Couverture du journal du 04/02/2025 Le nouveau magazine

UBB : Laurent Marti garde le cap

Président de l'Union Bordeaux-Bègles (UBB) depuis 2007, Laurent Marti a hissé le club bordelais en haut du rugby français et européen. Après une saison 2023-2024 marquée par une première finale douloureuse, l'UBB connaît cette année un engouement sans précédent avec une hausse de 50 % de ses abonnements particuliers et 100 nouvelles entreprises partenaires. Boosté par cette ferveur, le président Marti souhaite désormais franchir la dernière marche menant au bouclier de Brennus. Rencontre.

Laurent MARTI, président de l'UBB © Louis Piquemil

La Vie Economique : Quels sont les objectifs fixés cette saison ?

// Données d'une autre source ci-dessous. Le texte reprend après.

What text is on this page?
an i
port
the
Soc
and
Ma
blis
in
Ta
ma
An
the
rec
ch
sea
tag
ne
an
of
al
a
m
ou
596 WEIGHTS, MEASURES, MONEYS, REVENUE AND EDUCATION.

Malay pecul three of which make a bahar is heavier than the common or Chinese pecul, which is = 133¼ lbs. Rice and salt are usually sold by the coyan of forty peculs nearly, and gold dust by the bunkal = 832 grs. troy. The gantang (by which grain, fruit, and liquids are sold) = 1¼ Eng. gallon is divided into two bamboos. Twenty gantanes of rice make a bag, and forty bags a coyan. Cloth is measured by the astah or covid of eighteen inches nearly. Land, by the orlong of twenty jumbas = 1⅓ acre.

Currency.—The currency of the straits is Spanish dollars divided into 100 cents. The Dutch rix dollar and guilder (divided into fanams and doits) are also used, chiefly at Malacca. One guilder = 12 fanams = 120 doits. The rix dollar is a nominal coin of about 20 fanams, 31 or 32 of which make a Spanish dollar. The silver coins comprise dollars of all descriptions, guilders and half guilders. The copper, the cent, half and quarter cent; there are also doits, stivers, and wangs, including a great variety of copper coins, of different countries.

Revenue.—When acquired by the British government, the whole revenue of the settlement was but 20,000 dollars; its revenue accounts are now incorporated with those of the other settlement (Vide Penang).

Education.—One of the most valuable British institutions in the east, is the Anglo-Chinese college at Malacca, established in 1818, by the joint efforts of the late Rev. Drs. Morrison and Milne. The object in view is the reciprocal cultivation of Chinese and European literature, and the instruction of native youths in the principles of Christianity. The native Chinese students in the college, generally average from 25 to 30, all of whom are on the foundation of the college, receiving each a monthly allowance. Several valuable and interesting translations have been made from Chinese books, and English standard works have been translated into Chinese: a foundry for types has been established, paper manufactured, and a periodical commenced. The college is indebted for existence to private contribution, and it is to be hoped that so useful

Laurent Marti  : Aucun ! Nous n’en avons pas parlé avec Yannick Bru (le coach) et avec les joueurs, car tout le monde les connaît (rires)…

LVE : Cette période de rentrée, c’est aussi le moment de recruter pour la saison prochaine. Vous recherchez quels profils en priorité ?

L. M.  : L’année dernière, il fallait augmenter la qualité de l’effectif dans sa profondeur. Là, on sait qu’il faudra moins de joueurs, mais avec une très forte valeur ajoutée pour aider ce groupe à franchir un palier. Après, on fera ce qu’on pourra, car les joueurs ne sont pas des produits que l’on trouve dans un catalogue ou sur un site Internet. Néanmoins, l’UBB reste un club attractif.

Nombre record d’abonnés

LVE : Vous affichez un nombre record de plus de 17 000 abonnés cette saison ?

L. M.  : On a une hausse de +50 % sur les abonnements particuliers ! Dès le lundi après la finale (perdue contre Toulouse en juin 2024), on a reçu un nombre impressionnant de messages de remerciements et d’encouragements qui m’ont fait réaliser que nous aurions un engouement exceptionnel. Ceci est dû aussi au fait que c’était notre première finale.

LVE : Un mot sur Toulouse, un club et une ville que vous connaissez bien ?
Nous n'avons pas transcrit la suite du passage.